1 juillet 2022 : Vendredi de la 13ème semaine (année paire)
Amos 8, 4-6. 9-12; Matthieu 9, 9-13
Homélie
Dans sa réponse aux Pharisiens qui se scandalisent de ce qu’il mange avec des publicains et des pécheurs, Jésus cite explicitement et littéralement une parole que le prophète Osée avait mise dans la bouche de Dieu : « C’est l’amour que je veux et non les sacrifices, la connaissance de Dieu, plutôt que les holocaustes. » (Osée 6,6). Ce qui nous vaut d’avoir comme première lecture non pas le texte d’Osée où se trouve cette parole, mais un texte tout semblable du prophète Amos, où Dieu manifeste que tous les sacrifices qu’on peut lui offrir ne l’intéressent aucunement, si l’on ne manifeste pas de l’attention et de l’amour pour ses enfants.
Réduire l’Alliance avec Dieu à un contrat bilatéral au caractère moralisant avait été l’une des tentations les plus fortes du peuple d’Israël. La relation avec Dieu était facilement réduite à une série de gestes rituels par lesquels on achetait la bonne grâce de Dieu, et la religion n’avait guère à faire avec la pratique de la justice et encore moins avec l’amour et la miséricorde. Malgré que les prophètes et en particulier Osée et Amos s’étaient élevés contre cette attitude, c’était exactement celle des Pharisiens qui regardaient Jésus manger avec Matthieu et avec les autres publicains.
La communauté chrétienne a toujours été sujette à la même tentation. Peut-être est-ce une tentation particulière de ceux qui se veulent et se disent « religieux ». Nous considérons facilement qu’une fois que nous avons été fidèles à toutes les cérémonies et les observances qui nous sont prescrites par la loi de l’Église ou nos Règles propres, nous avons acquis un certain droit au salut. Une fois de plus Jésus vient nous rappeler que toutes ces pratiques n’ont d’autre but que d’exprimer notre amour de Dieu – un amour qui ne peut exister s’il n’est incarné dans l’amour du prochain ; et que si cet amour n’existe pas, toutes nos observances et nos rites sont vains et vides de sens. Le Seigneur n’en veut pas.
La découverte de l’amour gratuit de Dieu est toujours l’appel à une conversion. La description de l’appel et de la conversion de Matthieu, dans le bref récit que nous venons de lire, est d’une simplicité grandiose. Matthieu est assis. C’est, en effet, un homme bien installé. Il a un métier qui lui apporte richesse, bien-être matériel et pouvoir, même si cela le fait considérer comme un pécheur par les Pharisiens. Jésus ne lui fait pas un grand discours, ni de longues démonstrations. Il lui dit simplement, en passant : « Suis-moi ». Et la chose extraordinaire, est que cet homme « assis » et bien installé « se lève » et le suit, certainement sans savoir ni où il va, ni où cela le mènera.

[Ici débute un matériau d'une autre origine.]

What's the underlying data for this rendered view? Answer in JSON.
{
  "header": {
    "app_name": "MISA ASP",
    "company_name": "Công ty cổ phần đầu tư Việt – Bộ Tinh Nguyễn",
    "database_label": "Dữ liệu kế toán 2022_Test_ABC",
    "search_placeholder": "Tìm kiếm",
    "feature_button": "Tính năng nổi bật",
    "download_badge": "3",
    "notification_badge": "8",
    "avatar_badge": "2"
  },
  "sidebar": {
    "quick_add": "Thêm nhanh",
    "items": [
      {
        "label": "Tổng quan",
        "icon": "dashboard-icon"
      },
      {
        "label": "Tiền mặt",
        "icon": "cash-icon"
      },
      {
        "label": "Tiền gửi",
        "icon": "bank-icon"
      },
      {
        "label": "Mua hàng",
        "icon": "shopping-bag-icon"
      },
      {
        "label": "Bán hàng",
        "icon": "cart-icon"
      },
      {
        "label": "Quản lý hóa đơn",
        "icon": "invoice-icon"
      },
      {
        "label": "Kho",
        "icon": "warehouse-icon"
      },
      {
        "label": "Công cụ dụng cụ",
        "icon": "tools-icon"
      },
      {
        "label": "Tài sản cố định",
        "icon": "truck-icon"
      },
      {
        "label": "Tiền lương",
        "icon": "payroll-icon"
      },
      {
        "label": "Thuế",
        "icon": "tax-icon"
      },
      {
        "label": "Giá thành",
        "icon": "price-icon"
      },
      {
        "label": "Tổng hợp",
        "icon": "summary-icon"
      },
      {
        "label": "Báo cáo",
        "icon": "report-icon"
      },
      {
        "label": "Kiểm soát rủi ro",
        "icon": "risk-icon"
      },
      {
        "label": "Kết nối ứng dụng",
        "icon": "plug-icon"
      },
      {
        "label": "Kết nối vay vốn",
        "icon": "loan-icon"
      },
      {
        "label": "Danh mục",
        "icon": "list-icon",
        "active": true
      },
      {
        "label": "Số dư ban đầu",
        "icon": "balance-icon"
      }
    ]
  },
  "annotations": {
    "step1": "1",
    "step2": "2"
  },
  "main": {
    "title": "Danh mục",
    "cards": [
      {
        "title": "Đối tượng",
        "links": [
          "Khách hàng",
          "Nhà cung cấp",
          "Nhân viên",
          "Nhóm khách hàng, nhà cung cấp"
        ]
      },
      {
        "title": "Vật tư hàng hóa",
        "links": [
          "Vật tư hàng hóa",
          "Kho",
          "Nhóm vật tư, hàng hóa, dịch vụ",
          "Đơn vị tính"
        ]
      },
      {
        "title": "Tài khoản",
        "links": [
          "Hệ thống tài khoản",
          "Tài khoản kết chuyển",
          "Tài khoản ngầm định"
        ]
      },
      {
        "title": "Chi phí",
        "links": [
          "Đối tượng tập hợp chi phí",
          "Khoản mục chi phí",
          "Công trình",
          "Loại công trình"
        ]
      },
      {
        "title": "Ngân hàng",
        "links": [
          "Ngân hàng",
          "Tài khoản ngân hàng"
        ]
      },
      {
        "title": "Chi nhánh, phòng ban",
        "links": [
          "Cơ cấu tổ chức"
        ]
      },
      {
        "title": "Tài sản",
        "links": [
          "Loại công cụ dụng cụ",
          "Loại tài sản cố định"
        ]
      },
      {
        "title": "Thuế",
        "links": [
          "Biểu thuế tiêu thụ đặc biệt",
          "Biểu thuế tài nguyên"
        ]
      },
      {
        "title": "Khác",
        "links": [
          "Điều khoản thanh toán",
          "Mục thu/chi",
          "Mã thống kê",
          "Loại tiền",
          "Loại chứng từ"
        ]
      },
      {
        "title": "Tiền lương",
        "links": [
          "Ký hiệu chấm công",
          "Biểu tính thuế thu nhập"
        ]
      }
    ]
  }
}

Un peu après, « comme Jésus était à table à la maison », beaucoup de publicains et de pécheurs viennent prendre place à table avec lui et ses disciples Dans l’Évangile de Matthieu, (p.e. 9,28 ; 13, 1.36 ; 17,25) cette expression « à la maison » signifie en général la maison de Jésus et de ses disciples. (Dans un récit parallèle de Luc, où le publicain s’appelle Lévi, c’est celui-ci qui donne un festin ; mais il n’est pas certain que ce Lévi et Matthieu soient la même personne). De plus, il n’est nullement dit ni même impliqué que tous ces publicains et ces pécheurs se soient convertis, comme Matthieu, et soient devenus disciples de Jésus. Non ; ils sont simplement là, et Jésus n’a aucun problème de partager un repas avec eux. Jésus manifeste ainsi, qu’il fait tomber toutes les barrières que les hommes ont établies entre eux. Et pour bien souligner le fait que toutes ces barrières sont le fait des hommes et non de Dieu, il renvoie les Pharisiens à l’école : « Allez apprendre ce que veut dire cette parole (d’Osée) ‘C’est la miséricorde que je désire, et non les sacrifices’ ».
Nous avons toujours besoin de réentendre cette leçon de Jésus, aussi bien individuellement que collectivement. Car nous avons toujours la tentation d’établir un cordon de sécurité autour de nous pour nous séparer de tous ceux que nous considérons inférieurs ou « moins bons », à cause de leurs idées, de leur religion, de leur culture ou simplement de leur profession.
Prenons soin de ne pas nous dissocier de ceux que Jésus est venu appeler.